To date, Rolls-Royce has done “quite a bit of work” in terms of designing, testing and modeling the system. The company plans to go through another round of testing beginning soon and lasting through the end of May and possibly into June. That testing is in preparation for sending the system down to be field-tested this year with Lockheed Martin’s laser weapon system.


Lockheed Martin, partnered with Dynetics, is competing — head-to-head with Raytheon — to build a powerful 100-kilowatt laser for the U.S. Army, which pushes the envelope on directed-energy capability development.

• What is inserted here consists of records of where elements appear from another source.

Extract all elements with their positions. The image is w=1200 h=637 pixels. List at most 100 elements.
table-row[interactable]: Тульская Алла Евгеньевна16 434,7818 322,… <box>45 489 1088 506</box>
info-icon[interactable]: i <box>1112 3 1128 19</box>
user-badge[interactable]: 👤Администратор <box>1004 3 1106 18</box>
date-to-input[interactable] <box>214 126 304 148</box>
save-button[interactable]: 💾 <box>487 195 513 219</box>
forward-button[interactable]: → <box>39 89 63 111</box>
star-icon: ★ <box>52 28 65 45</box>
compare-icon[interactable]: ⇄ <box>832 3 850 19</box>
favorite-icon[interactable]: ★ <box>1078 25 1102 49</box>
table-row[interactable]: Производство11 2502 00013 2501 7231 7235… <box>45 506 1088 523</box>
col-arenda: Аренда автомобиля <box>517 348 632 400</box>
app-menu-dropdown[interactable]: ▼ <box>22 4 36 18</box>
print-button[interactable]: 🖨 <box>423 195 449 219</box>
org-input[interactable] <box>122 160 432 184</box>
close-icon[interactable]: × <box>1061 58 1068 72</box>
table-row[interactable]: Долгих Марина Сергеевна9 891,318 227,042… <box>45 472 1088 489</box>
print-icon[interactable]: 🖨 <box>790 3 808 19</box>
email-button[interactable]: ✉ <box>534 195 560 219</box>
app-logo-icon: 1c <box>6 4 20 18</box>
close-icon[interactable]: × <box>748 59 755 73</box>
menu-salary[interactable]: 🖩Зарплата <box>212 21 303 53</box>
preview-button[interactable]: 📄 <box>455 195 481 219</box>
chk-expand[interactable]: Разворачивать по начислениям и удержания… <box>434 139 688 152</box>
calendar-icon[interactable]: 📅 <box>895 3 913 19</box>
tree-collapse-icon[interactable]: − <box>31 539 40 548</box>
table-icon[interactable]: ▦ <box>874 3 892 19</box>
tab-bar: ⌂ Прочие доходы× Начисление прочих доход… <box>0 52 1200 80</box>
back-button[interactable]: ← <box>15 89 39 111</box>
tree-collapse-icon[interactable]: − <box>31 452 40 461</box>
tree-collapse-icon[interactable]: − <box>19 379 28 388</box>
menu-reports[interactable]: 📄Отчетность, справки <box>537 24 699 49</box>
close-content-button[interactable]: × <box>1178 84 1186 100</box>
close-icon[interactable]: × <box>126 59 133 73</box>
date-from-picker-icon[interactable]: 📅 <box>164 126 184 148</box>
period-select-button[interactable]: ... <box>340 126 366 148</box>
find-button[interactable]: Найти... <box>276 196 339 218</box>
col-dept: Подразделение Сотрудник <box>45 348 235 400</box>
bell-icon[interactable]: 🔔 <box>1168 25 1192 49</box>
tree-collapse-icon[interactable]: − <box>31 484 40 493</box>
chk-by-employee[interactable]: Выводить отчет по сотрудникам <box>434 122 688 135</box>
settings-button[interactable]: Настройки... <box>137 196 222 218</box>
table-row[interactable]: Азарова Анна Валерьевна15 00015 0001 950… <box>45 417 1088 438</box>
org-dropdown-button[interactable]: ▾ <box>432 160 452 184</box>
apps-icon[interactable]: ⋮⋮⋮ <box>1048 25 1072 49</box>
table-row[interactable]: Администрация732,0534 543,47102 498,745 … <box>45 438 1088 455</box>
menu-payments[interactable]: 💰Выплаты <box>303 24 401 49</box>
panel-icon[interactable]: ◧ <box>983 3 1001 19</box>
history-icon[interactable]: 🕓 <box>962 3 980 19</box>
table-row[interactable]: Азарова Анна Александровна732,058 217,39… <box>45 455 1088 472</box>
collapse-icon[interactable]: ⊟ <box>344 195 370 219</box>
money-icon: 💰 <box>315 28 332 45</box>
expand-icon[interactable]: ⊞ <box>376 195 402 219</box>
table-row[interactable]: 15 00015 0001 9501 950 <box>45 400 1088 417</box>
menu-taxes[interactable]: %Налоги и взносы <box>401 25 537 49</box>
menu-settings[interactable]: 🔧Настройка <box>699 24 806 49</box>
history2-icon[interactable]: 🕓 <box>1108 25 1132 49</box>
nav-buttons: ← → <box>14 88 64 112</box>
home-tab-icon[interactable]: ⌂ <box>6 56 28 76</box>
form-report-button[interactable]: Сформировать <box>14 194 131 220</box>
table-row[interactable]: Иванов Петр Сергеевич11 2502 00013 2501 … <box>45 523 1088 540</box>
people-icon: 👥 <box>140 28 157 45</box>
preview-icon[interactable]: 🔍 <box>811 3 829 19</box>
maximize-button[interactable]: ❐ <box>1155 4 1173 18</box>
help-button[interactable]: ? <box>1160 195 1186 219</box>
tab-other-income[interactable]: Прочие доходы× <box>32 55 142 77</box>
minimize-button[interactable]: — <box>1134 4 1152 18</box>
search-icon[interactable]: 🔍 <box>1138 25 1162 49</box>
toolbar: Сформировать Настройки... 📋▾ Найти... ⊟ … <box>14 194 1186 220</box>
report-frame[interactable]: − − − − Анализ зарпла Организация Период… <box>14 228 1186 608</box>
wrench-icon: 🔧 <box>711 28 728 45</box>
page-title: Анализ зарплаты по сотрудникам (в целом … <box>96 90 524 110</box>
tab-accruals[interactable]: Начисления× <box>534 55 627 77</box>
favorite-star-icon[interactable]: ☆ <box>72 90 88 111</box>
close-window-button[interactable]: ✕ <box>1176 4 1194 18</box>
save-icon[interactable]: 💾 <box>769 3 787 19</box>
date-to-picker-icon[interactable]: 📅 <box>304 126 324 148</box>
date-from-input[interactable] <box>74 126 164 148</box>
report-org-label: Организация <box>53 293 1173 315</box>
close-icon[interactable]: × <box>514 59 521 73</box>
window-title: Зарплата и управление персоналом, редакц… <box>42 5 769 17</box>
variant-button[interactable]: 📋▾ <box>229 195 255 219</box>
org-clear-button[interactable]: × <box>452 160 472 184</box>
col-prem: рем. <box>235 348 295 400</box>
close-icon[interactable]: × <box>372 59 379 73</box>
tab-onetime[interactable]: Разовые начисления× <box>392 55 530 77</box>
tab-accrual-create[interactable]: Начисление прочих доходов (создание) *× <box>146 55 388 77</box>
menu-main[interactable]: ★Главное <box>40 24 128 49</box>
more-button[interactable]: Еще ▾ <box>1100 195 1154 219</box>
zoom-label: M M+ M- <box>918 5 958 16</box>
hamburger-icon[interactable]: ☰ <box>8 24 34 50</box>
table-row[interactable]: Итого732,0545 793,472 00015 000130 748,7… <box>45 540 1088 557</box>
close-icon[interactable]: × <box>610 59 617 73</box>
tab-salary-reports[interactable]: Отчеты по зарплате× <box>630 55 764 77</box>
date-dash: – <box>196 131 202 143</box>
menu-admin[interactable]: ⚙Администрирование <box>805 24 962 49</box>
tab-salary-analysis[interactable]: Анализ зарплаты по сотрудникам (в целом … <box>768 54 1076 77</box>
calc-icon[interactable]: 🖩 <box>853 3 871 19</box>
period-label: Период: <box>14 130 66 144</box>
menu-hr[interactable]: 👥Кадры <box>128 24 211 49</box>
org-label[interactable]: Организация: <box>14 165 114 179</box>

The winner of the competition will integrate its laser system onto the Family of Medium Tactical Vehicles (FMTV). And that is the size of truck that Rolls-Royce has its eye on for fitting its own power and thermal system.


But the company believes its technology is scaleable when it comes to powering different laser weapons and when it comes to the platform on which a laser weapon might find itself, Wilson said. That could be an Army vehicle, a naval vessel or a medium transport airlifter. The Army, for instance, is testing laser weapons on a Stryker combat vehicle.


The goal is for the services to see the utility of such a system because it will allow “customers to move past current low-power, low duty-cycle demonstrations by solving many of the difficult issues integrating high-power output with matching levels of thermal management,” Wilson said in a May 10 statement.